Como a Era dos Extremos acabou contribuindo para o desenvolvimento da medicina mental no século passado?
Acho curiosa a sua pergunta, embora ela seja muito pertinente. Digo isso, porque na tese eu procurei entender o inverso, isto é, como e por que a medicina mental contribuiu para a Era dos Extremos. Porém, existem muitos trabalhos que responderão a sua pergunta. Todos eles foram produzidos ao longo do movimento da Reforma Psiquiátrica. Não há dúvidas que as grandes guerras, os genocídios, o holocausto e os autoritarismos contribuíram, e muito, para que a psiquiatria tenha sido amplamente contestada e modificada, na segunda metade do século 20. Os trabalhos de Franco Basaglia, Benedetto Saraceno, Paulo Amarante, Joel Birman e Jurandir Freire Costa discorrem bem sobre as mudanças pelas quais a psiquiatria passou no mundo e no Brasil. A reforma foi realizada e, aqui, foi organizada uma rede de atenção psicossocial, com ambulatórios e CAPs [Centros de Atenção Psicossocial]. Parece-me que, no entanto, vivemos novos desafios no século 21. Temos uma sociedade altamente medicalizada, baseada no espetáculo, no consumo e no imperativo da felicidade. O resultado disso é um alto consumo de remédios psiquiátricos como Rivotril e Ritalina, muitas vezes sem o devido acompanhamento médico. Os elevados índices de depressão, pânico, alcoolismo e drogadição chamam bastante a atenção dos especialistas. Aos historiadores, cabe investigar a relação entre o DSM IV e V [Diagnostic and Statistical Manual of Mental Disorders, no original em inglês (4ª e 5ª edições)] e os chamados médicos neokraepelianos. E, talvez, assim, apresentar as continuidades e descontinuidades entre a psiquiatria biológica do século 21 e a psiquiatria alemã da primeira metade do século 20. Talvez, neste ponto a minha tese de doutorado traga contribuições importantes, embora não seja esse o seu tema, inclusive, porque foge bastante do recorte temporal da pesquisa.

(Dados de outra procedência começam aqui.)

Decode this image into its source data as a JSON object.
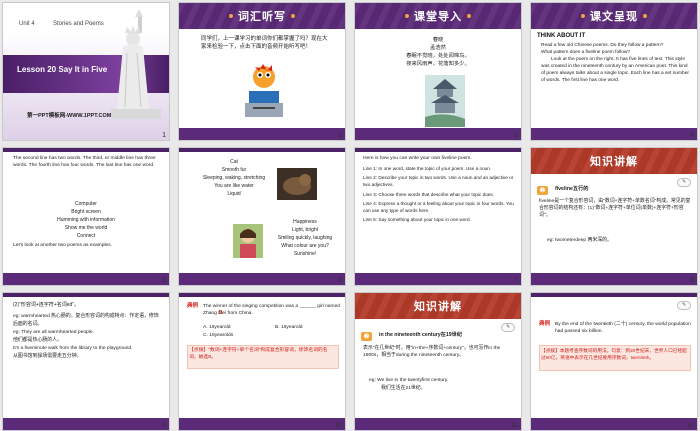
{
  "slides": [
    {
      "num": "1",
      "unit": "Unit 4",
      "unit_title": "Stories and Poems",
      "lesson": "Lesson 20  Say It in Five",
      "site": "第一PPT模板网-WWW.1PPT.COM"
    },
    {
      "num": "2",
      "title": "词汇听写",
      "body": "同学们，上一课学习的单词你们都掌握了吗？现在大家来检验一下，点击下面的音频开始听写吧！"
    },
    {
      "num": "3",
      "title": "课堂导入",
      "poem": [
        "春晓",
        "孟浩然",
        "春眠不觉晓，处处闻啼鸟。",
        "夜来风雨声，花落知多少。"
      ]
    },
    {
      "num": "4",
      "title": "课文呈现",
      "heading": "THINK ABOUT IT",
      "lines": [
        "Read a few old Chinese poems. Do they follow a pattern?",
        "What pattern does a fiveline poem follow?",
        "Look at the poem on the right. It has five lines of text. This style was created in the nineteenth century by an American poet. This kind of poem always talks about a single topic. Each line has a set number of words. The first line has one word."
      ]
    },
    {
      "num": "5",
      "lines": [
        "The second line has two words. The third, or middle line has three words. The fourth line has four words. The last line has one word."
      ],
      "poem": [
        "Computer",
        "Bright screen",
        "Humming with information",
        "Show me the world",
        "Connect"
      ],
      "ending": "Let's look at another two poems as examples."
    },
    {
      "num": "6",
      "poem1": [
        "Cat",
        "Smooth fur",
        "Sleeping, waking, stretching",
        "You are like water",
        "Liquid"
      ],
      "poem2": [
        "Happiness",
        "Light, bright",
        "Smiling quickly, laughing",
        "What colour are you?",
        "Sunshine!"
      ]
    },
    {
      "num": "7",
      "intro": "Here is how you can write your own fiveline poem.",
      "steps": [
        "Line 1:  In one word, state the topic of your poem. Use a noun.",
        "Line 2:  Describe your topic in two words. Use a noun and an adjective or two adjectives.",
        "Line 3:  Choose three words that describe what your topic does.",
        "Line 4:  Express a thought or a feeling about your topic in four words. You can use any type of words here.",
        "Line 5:  Say something about your topic in one word."
      ]
    },
    {
      "num": "8",
      "title": "知识讲解",
      "point": "fiveline五行的",
      "body": "fiveline是一个复合形容词，由\"数词+连字符+单数名词\"构成。常见的复合形容词的结构还有：(1)\"数词+连字符+单位词(单数)+连字符+形容词\"；",
      "eg": "eg: twometerdeep  两米深的。"
    },
    {
      "num": "9",
      "line0": "(2)\"形容词+连字符+名词ed\"。",
      "lines": [
        "eg: warmhearted 热心肠的。复合形容词的构成特点：作定语，修饰后面的名词。",
        "eg: They are all warmhearted people.",
        "他们都是热心肠的人。",
        "It's a fiveminute walk from the library to the playground.",
        "从图书馆到操场需要走五分钟。"
      ]
    },
    {
      "num": "10",
      "label": "典例",
      "q": "The winner of the singing competition was a ______ girl named Zhang Mei from China.",
      "ans": "B",
      "opts": [
        "A. 16yearold",
        "B. 16yearold",
        "C. 16yearolds"
      ],
      "tip": "【点拨】\"数词+连字符+单个名词\"构成复合形容词，修饰名词的名词，故选B。"
    },
    {
      "num": "11",
      "title": "知识讲解",
      "point": "in the nineteenth century在19世纪",
      "body": "表示\"在几世纪\"时，用\"in+the+序数词+century\"。也可写作in the 1900s，相当于during the nineteenth century。",
      "eg": "eg: We live in the twentyfirst century.",
      "eg_cn": "我们生活在21世纪。"
    },
    {
      "num": "12",
      "label": "典例",
      "q": "By the end of the twentieth (二十) century, the world population had passed six billion.",
      "tip": "【点拨】本题考查序数词的用法。句意：到20世纪末，世界人口已经超过60亿。英语中表示在几世纪要用序数词，twentieth。"
    }
  ]
}
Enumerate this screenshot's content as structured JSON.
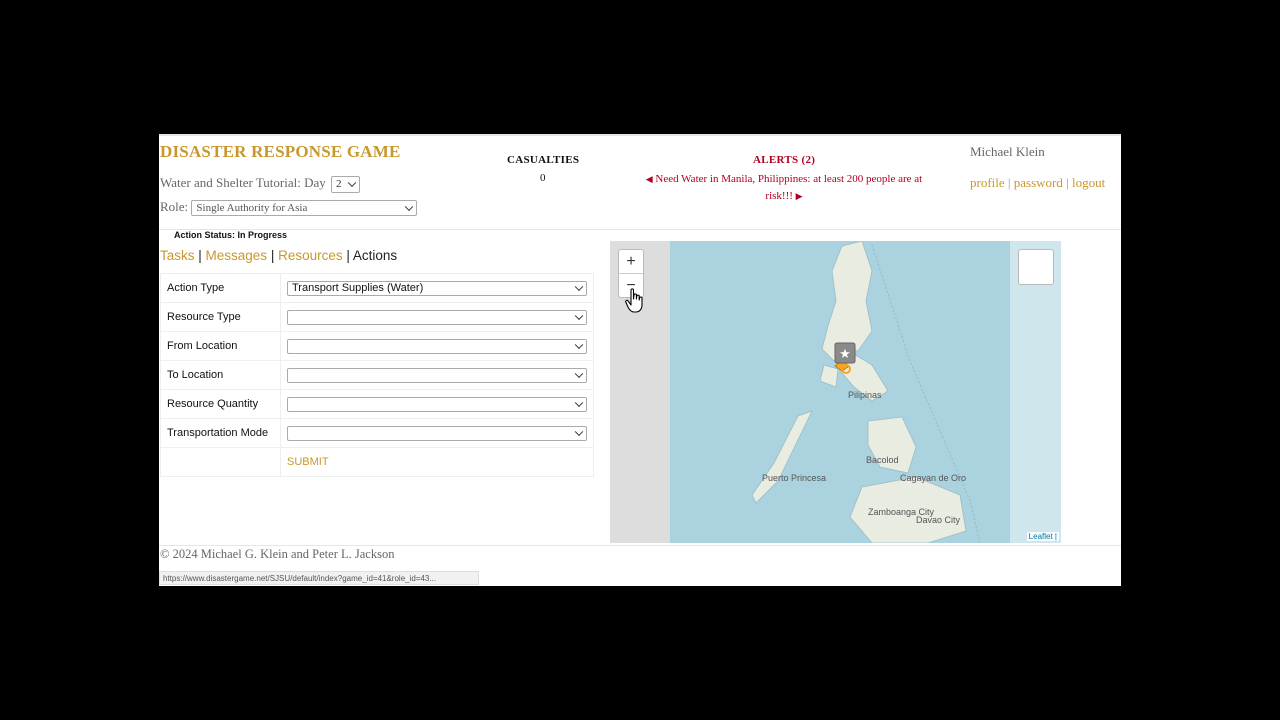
{
  "app": {
    "title": "DISASTER RESPONSE GAME",
    "tutorial_label": "Water and Shelter Tutorial: Day",
    "day_value": "2",
    "role_label": "Role:",
    "role_value": "Single Authority for Asia"
  },
  "casualties": {
    "label": "CASUALTIES",
    "value": "0"
  },
  "alerts": {
    "label": "ALERTS (2)",
    "message": "Need Water in Manila, Philippines: at least 200 people are at risk!!!"
  },
  "user": {
    "name": "Michael Klein",
    "links": [
      "profile",
      "password",
      "logout"
    ],
    "separator": " | "
  },
  "action_status": "Action Status: In Progress",
  "tabs": [
    {
      "label": "Tasks",
      "active": false
    },
    {
      "label": "Messages",
      "active": false
    },
    {
      "label": "Resources",
      "active": false
    },
    {
      "label": "Actions",
      "active": true
    }
  ],
  "form": {
    "rows": [
      {
        "label": "Action Type",
        "value": "Transport Supplies (Water)"
      },
      {
        "label": "Resource Type",
        "value": ""
      },
      {
        "label": "From Location",
        "value": ""
      },
      {
        "label": "To Location",
        "value": ""
      },
      {
        "label": "Resource Quantity",
        "value": ""
      },
      {
        "label": "Transportation Mode",
        "value": ""
      }
    ],
    "submit_label": "SUBMIT"
  },
  "map": {
    "zoom_in": "+",
    "zoom_out": "−",
    "attribution": "Leaflet |",
    "labels": [
      "Pilipinas",
      "Bacolod",
      "Puerto Princesa",
      "Cagayan de Oro",
      "Zamboanga City",
      "Davao City"
    ],
    "water_color": "#aad3df",
    "land_color": "#f2efe9",
    "marker_color": "#f5a623"
  },
  "footer": {
    "copyright": "© 2024 Michael G. Klein and Peter L. Jackson",
    "status_url": "https://www.disastergame.net/SJSU/default/index?game_id=41&role_id=43..."
  }
}
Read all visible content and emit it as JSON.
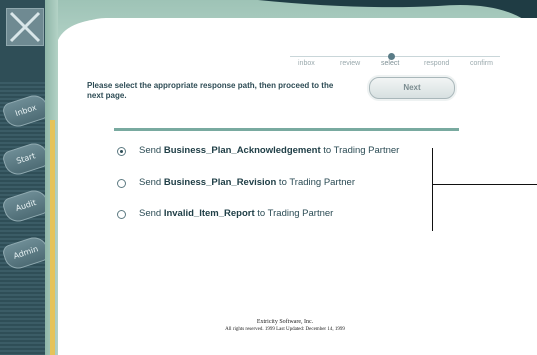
{
  "nav": {
    "items": [
      "Inbox",
      "Start",
      "Audit",
      "Admin"
    ]
  },
  "progress": {
    "steps": [
      "inbox",
      "review",
      "select",
      "respond",
      "confirm"
    ],
    "current": "select"
  },
  "instruction": "Please select the appropriate response path, then proceed to the next page.",
  "next_button": "Next",
  "options": [
    {
      "prefix": "Send ",
      "doc": "Business_Plan_Acknowledgement",
      "suffix": " to Trading Partner",
      "selected": true
    },
    {
      "prefix": "Send ",
      "doc": "Business_Plan_Revision",
      "suffix": " to Trading Partner",
      "selected": false
    },
    {
      "prefix": "Send ",
      "doc": "Invalid_Item_Report",
      "suffix": " to Trading Partner",
      "selected": false
    }
  ],
  "footer": {
    "company": "Extricity Software, Inc.",
    "rights": "All rights reserved. 1999 Last Updated: December 14, 1999"
  },
  "colors": {
    "sidebar": "#2f4e57",
    "frame": "#9ec3b6",
    "accent": "#e5c35a"
  }
}
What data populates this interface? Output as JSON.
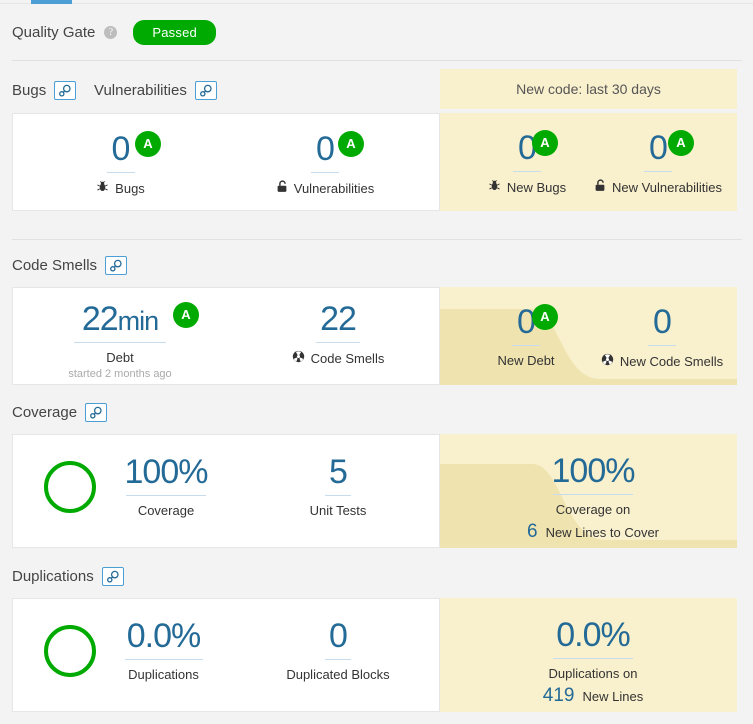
{
  "app": {
    "quality_gate_label": "Quality Gate",
    "quality_gate_status": "Passed",
    "help_icon": "help-icon",
    "accent_blue": "#4b9fd5",
    "status_green": "#00aa00",
    "new_code_bg": "#f9f0cd",
    "value_blue": "#236a97"
  },
  "new_code": {
    "header": "New code: last 30 days"
  },
  "sections": {
    "bugs_vulns": {
      "title_left": "Bugs",
      "title_right": "Vulnerabilities",
      "left_measures": [
        {
          "value": "0",
          "label": "Bugs",
          "icon": "bug-icon",
          "rating": "A"
        },
        {
          "value": "0",
          "label": "Vulnerabilities",
          "icon": "lock-open-icon",
          "rating": "A"
        }
      ],
      "new_measures": [
        {
          "value": "0",
          "label": "New Bugs",
          "icon": "bug-icon",
          "rating": "A"
        },
        {
          "value": "0",
          "label": "New Vulnerabilities",
          "icon": "lock-open-icon",
          "rating": "A"
        }
      ]
    },
    "code_smells": {
      "title": "Code Smells",
      "left_measures": [
        {
          "value": "22",
          "unit": "min",
          "label": "Debt",
          "sublabel": "started 2 months ago",
          "rating": "A"
        },
        {
          "value": "22",
          "label": "Code Smells",
          "icon": "code-smell-icon"
        }
      ],
      "new_measures": [
        {
          "value": "0",
          "label": "New Debt",
          "rating": "A"
        },
        {
          "value": "0",
          "label": "New Code Smells",
          "icon": "code-smell-icon"
        }
      ]
    },
    "coverage": {
      "title": "Coverage",
      "left_measures": [
        {
          "value": "100%",
          "label": "Coverage",
          "ring": true
        },
        {
          "value": "5",
          "label": "Unit Tests"
        }
      ],
      "new_measures": [
        {
          "value": "100%",
          "label_line1": "Coverage on",
          "label_inline_num": "6",
          "label_line2": "New Lines to Cover"
        }
      ]
    },
    "duplications": {
      "title": "Duplications",
      "left_measures": [
        {
          "value": "0.0%",
          "label": "Duplications",
          "ring": true
        },
        {
          "value": "0",
          "label": "Duplicated Blocks"
        }
      ],
      "new_measures": [
        {
          "value": "0.0%",
          "label_line1": "Duplications on",
          "label_inline_num": "419",
          "label_line2": "New Lines"
        }
      ]
    }
  }
}
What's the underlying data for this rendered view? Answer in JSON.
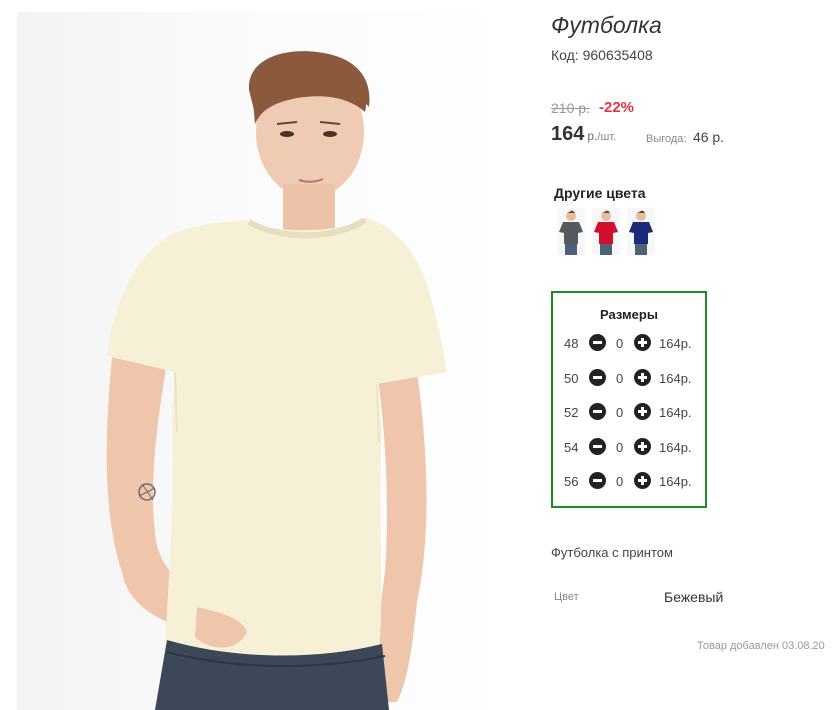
{
  "product": {
    "title": "Футболка",
    "sku_label": "Код:",
    "sku": "960635408",
    "old_price": "210 р.",
    "discount": "-22%",
    "price": "164",
    "unit": "р.",
    "unit_per": "/шт.",
    "savings_label": "Выгода:",
    "savings_value": "46 р."
  },
  "colors": {
    "heading": "Другие цвета",
    "swatches": [
      {
        "name": "gray",
        "color": "#555a5e"
      },
      {
        "name": "red",
        "color": "#d0102c"
      },
      {
        "name": "navy",
        "color": "#1b2a7a"
      }
    ]
  },
  "sizes": {
    "heading": "Размеры",
    "rows": [
      {
        "size": "48",
        "qty": "0",
        "price": "164р."
      },
      {
        "size": "50",
        "qty": "0",
        "price": "164р."
      },
      {
        "size": "52",
        "qty": "0",
        "price": "164р."
      },
      {
        "size": "54",
        "qty": "0",
        "price": "164р."
      },
      {
        "size": "56",
        "qty": "0",
        "price": "164р."
      }
    ],
    "border_color": "#1f8a1f"
  },
  "details": {
    "description": "Футболка с принтом",
    "color_label": "Цвет",
    "color_value": "Бежевый",
    "added": "Товар добавлен 03.08.20"
  },
  "photo": {
    "shirt_color": "#f6f1d6"
  }
}
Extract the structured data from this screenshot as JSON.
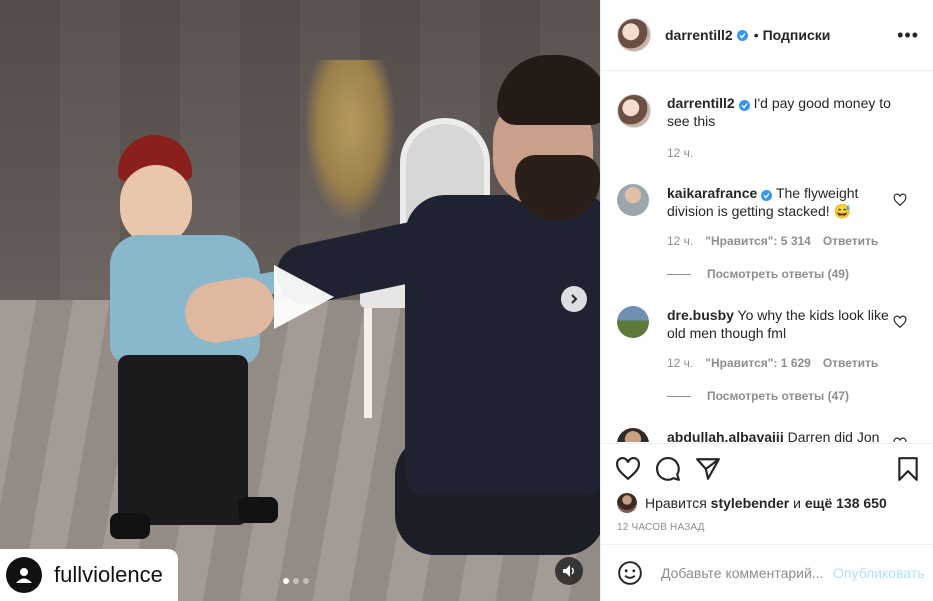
{
  "colors": {
    "accent": "#0095f6",
    "verified": "#3897f0",
    "muted": "#8e8e8e",
    "publish_disabled": "#b2dffc"
  },
  "media": {
    "watermark_text": "fullviolence",
    "carousel_dots": 3,
    "carousel_active_index": 0,
    "icons": {
      "play": "play-icon",
      "next": "chevron-right-icon",
      "sound": "speaker-icon",
      "watermark": "user-icon"
    }
  },
  "header": {
    "username": "darrentill2",
    "separator": "•",
    "follow_label": "Подписки",
    "more_label": "•••"
  },
  "caption": {
    "username": "darrentill2",
    "text": "I'd pay good money to see this",
    "time": "12 ч."
  },
  "comments": [
    {
      "username": "kaikarafrance",
      "verified": true,
      "text": "The flyweight division is getting stacked! 😅",
      "time": "12 ч.",
      "likes": "\"Нравится\": 5 314",
      "reply_label": "Ответить",
      "view_replies": "Посмотреть ответы (49)"
    },
    {
      "username": "dre.busby",
      "verified": false,
      "text": "Yo why the kids look like old men though fml",
      "time": "12 ч.",
      "likes": "\"Нравится\": 1 629",
      "reply_label": "Ответить",
      "view_replies": "Посмотреть ответы (47)"
    },
    {
      "username": "abdullah.albavaiii",
      "verified": false,
      "text": "Darren did Jon"
    }
  ],
  "actions": {
    "icons": [
      "heart-icon",
      "comment-icon",
      "share-icon",
      "bookmark-icon"
    ],
    "likes_prefix": "Нравится",
    "likes_user": "stylebender",
    "likes_middle": "и",
    "likes_count": "ещё 138 650",
    "timestamp": "12 ЧАСОВ НАЗАД"
  },
  "add_comment": {
    "placeholder": "Добавьте комментарий...",
    "publish_label": "Опубликовать"
  }
}
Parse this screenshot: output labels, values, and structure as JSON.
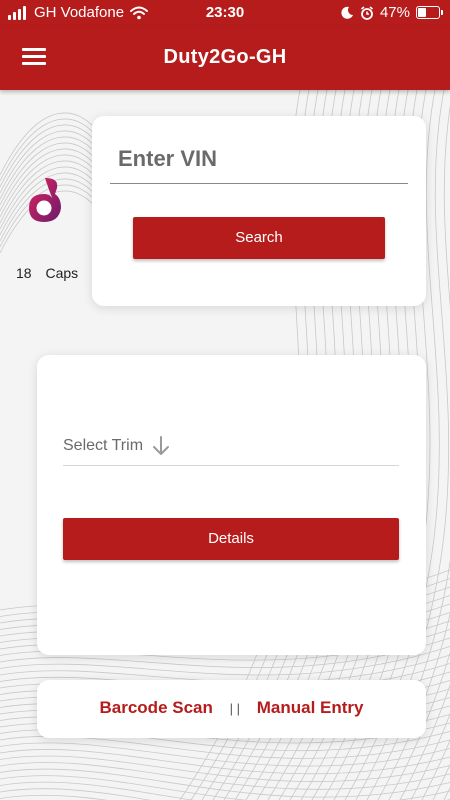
{
  "status_bar": {
    "carrier": "GH Vodafone",
    "time": "23:30",
    "battery_percent": "47%",
    "battery_level": 0.47,
    "icons": [
      "signal-icon",
      "wifi-icon",
      "moon-icon",
      "alarm-icon",
      "battery-icon"
    ]
  },
  "app_bar": {
    "title": "Duty2Go-GH",
    "menu_icon": "hamburger-menu-icon"
  },
  "caps": {
    "count": "18",
    "label": "Caps",
    "logo_icon": "app-logo"
  },
  "vin_card": {
    "input_placeholder": "Enter VIN",
    "input_value": "",
    "search_label": "Search"
  },
  "trim_card": {
    "select_label": "Select Trim",
    "arrow_icon": "arrow-down-icon",
    "details_label": "Details"
  },
  "bottom_bar": {
    "barcode_label": "Barcode Scan",
    "separator": "| |",
    "manual_label": "Manual Entry"
  },
  "colors": {
    "primary": "#b71c1c",
    "background": "#f4f4f4",
    "card": "#ffffff"
  }
}
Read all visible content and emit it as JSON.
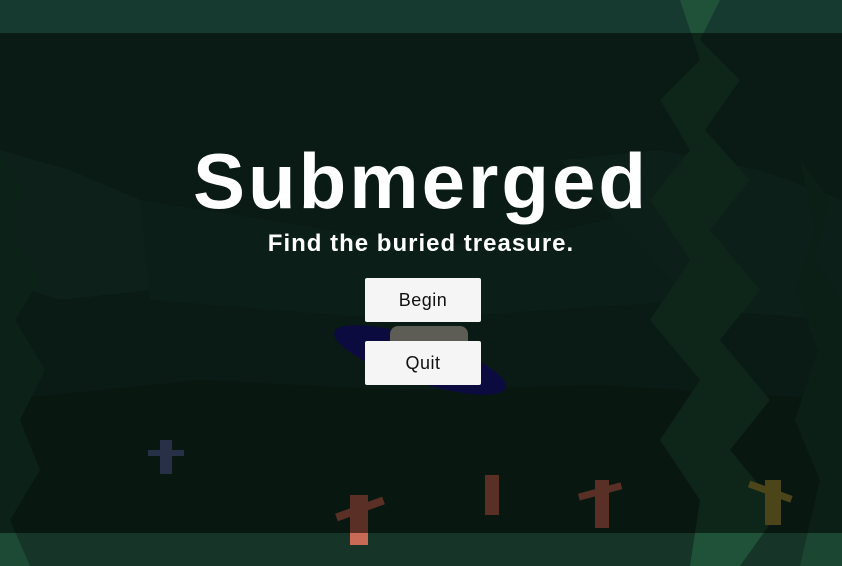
{
  "menu": {
    "title": "Submerged",
    "subtitle": "Find the buried treasure.",
    "begin_label": "Begin",
    "quit_label": "Quit"
  },
  "colors": {
    "water": "#173a30",
    "overlay": "#000000",
    "kelp": "#1c4a35",
    "text": "#ffffff",
    "button_bg": "#f5f5f5",
    "coral": "#c86a55",
    "submarine": "#1a1a8c"
  }
}
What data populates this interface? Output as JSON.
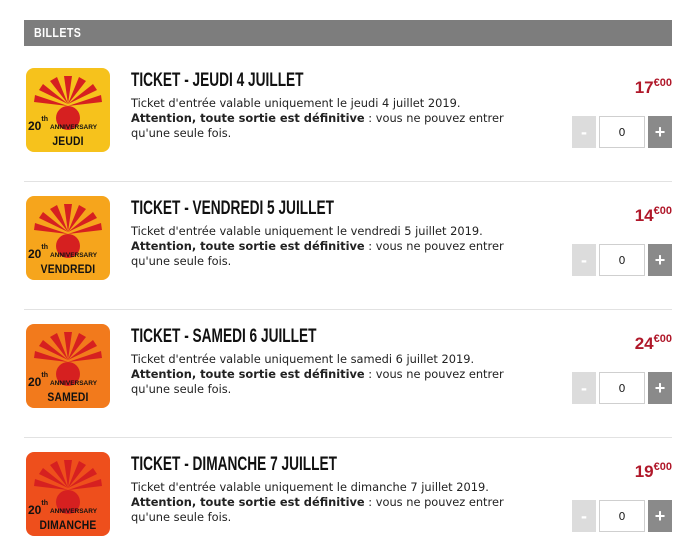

Sua tese constatou que há poucos estudos sobre eugenia e medicina mental internacional, inclusive no Brasil. Por que existem poucos trabalhos nessa área?
Primeiramente, porque há um esforço relativamente recente de trabalho com a história transnacional ou global, no Brasil. Creio que nos próximos anos teremos novos trabalhos que contribuirão bastante com a temática. Fora do país, já há um campo consolidado de estudos transnacionais que pouco explora, porém, as relações da Europa com a América Latina. Há uma dificuldade linguística aí. Além disso, embora haja muitos estudos de qualidade publicados em inglês, entendo que a produção [nesse idioma] não dá conta do universo de referências importantes disponíveis, sejam elas fontes ou bibliografias acadêmicas produzidas em espanhol, francês, alemão etc. Há que se investir no estudo de idiomas.